Ritual, the self-titled debut, is rage incarnate. Singer Matt Tobin spits his commands and decrees into the microphone, veins bursting with each declaration. Guitars pulverize the air around him and a drum snaps in the background. Everything about it bleeds some pulsating fury, complete with curdled, lung-busting growls and some manic sense of rhythm. The guitars shuffle their riffs with no adherence to order: imagine someone smashing Black Flags’ My War against a brick wall and throwing together a few serrated shards.

But for something so fierce and seemingly unbridled, Ritual doesn’t really say anything. It screams things, that’s for sure, but there’s nothing between the jagged riffs and bellowed damnations. They try for dynamics, between the thousand-and-one guitar riffs that punch Tobin’s salivating pontification and spliced audio here and there, but everything falls under the same monotonous indignation. Tobin screams, a guitar riff explodes, another scream, a new guitar riff explodes, and so on. More brilliant moments, like the slowed finale to “Grim Part II,” are sparse, with everything else sounding like a sprint to some finish line.

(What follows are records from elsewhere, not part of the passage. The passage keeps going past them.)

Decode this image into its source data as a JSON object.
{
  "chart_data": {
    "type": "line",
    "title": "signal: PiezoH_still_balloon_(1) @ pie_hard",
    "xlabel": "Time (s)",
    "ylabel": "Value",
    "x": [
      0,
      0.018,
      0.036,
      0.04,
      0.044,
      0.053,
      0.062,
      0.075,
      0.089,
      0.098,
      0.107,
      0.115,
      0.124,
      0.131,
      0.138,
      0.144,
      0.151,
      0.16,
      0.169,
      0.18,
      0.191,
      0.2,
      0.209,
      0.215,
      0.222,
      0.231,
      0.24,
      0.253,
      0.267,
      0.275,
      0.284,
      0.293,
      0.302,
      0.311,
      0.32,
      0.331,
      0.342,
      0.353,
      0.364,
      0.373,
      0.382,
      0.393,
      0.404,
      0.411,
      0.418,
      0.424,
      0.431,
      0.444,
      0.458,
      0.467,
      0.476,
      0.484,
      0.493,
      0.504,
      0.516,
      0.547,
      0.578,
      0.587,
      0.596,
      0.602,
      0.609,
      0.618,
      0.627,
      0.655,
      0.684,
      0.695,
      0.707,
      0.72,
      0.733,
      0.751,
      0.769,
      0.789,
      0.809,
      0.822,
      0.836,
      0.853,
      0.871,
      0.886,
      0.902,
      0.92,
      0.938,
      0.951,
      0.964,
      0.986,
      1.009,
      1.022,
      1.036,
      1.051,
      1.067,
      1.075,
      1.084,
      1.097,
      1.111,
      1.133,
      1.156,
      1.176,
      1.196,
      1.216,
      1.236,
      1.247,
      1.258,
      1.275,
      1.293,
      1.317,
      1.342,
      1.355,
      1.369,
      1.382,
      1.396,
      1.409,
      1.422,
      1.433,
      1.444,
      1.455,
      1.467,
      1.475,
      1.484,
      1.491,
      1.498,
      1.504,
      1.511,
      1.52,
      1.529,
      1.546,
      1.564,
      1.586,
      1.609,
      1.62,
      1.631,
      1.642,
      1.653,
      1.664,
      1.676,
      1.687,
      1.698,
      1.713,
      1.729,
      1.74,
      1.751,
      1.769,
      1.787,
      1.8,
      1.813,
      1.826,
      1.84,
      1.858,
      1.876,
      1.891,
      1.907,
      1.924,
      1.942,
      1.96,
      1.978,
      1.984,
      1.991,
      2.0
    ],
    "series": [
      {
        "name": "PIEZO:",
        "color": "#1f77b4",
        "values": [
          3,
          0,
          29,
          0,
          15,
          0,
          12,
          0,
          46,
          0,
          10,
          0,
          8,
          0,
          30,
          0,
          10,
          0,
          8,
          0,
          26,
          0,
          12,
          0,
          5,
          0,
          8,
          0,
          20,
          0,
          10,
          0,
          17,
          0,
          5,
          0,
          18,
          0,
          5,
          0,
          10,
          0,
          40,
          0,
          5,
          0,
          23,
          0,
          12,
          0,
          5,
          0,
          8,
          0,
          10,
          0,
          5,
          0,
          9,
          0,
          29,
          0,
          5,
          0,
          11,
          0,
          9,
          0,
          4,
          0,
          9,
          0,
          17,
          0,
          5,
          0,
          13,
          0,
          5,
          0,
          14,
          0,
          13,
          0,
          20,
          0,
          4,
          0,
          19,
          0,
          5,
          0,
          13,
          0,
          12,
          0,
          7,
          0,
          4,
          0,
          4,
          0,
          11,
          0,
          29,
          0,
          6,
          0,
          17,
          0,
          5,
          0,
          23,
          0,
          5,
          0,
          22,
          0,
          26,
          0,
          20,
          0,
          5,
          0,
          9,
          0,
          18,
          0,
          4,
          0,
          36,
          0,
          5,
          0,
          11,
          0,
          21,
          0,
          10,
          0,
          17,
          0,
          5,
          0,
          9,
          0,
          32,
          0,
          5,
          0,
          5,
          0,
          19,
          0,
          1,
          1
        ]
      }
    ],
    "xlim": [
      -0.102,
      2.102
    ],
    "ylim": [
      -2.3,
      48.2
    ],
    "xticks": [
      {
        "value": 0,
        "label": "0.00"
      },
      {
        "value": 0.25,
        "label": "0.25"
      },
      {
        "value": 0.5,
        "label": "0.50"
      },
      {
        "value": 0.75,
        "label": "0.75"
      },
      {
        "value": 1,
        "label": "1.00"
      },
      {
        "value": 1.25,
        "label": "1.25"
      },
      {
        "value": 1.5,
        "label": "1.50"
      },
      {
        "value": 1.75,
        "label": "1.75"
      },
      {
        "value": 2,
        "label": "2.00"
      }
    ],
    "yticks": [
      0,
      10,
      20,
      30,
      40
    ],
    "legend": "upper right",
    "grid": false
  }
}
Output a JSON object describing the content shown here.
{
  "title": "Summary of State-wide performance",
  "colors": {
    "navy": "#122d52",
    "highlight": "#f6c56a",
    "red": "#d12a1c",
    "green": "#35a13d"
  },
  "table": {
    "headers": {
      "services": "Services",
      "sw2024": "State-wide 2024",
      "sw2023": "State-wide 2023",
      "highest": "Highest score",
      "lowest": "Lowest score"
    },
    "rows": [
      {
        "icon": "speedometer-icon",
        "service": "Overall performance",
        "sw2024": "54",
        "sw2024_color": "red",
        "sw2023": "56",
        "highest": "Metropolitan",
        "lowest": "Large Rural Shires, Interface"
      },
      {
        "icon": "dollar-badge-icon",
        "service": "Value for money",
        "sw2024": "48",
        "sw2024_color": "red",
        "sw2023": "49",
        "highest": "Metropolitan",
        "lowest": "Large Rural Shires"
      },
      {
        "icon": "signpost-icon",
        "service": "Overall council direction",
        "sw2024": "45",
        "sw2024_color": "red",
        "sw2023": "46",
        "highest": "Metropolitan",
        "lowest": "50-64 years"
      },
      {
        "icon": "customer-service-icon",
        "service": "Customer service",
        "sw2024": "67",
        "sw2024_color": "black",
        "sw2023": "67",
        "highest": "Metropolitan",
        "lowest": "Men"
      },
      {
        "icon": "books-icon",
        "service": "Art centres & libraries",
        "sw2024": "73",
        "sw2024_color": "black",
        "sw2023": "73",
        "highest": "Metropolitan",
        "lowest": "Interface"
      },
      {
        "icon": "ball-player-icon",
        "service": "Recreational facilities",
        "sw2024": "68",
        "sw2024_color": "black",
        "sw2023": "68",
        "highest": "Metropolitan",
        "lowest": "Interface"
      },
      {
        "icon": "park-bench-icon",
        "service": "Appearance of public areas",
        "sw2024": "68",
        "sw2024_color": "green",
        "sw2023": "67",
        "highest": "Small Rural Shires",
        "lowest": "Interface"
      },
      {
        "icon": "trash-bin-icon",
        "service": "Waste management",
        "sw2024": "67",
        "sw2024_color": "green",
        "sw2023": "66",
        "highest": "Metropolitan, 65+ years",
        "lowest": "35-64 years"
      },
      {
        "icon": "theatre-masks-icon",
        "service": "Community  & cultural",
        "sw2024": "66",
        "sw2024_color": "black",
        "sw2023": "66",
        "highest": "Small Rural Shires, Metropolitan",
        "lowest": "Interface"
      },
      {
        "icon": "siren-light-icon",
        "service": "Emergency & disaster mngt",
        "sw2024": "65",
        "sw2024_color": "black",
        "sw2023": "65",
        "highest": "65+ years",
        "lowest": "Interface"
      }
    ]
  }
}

This would be fine if there was anything else propelling these songs forward. Comparatively aggressive albums that immediately jump to mind, like last year’s Full of Hell & Merzbow and Black Flag’s My War, dwell on that same aggression, but never let it fully embody that album. Full of Hell & Merzbow is a series of sprints that devolve between the lines. My War spans epics of that same righteous anger, but does it with a sense of progression and degression that fills ears with a pulsating hum that’s angry and desperate, but also contemplative and meditative.

Meanwhile, Ritual explodes and grinds, but never goes deeper than Topin’s threats to kick someone’s head into the dirt or the few riffs to accompany it. Topin sounds like he has a source for all of that unbridled rage, and the band in the background isn’t exactly short on energy or material. Anger is maybe the most potent fuel for a band thriving on jackhammers like Topin’s voice and that onslaught of guitars. But there’s always a story to it, always a personality beyond the anger—something that Ritual overlooked in its seething monotony.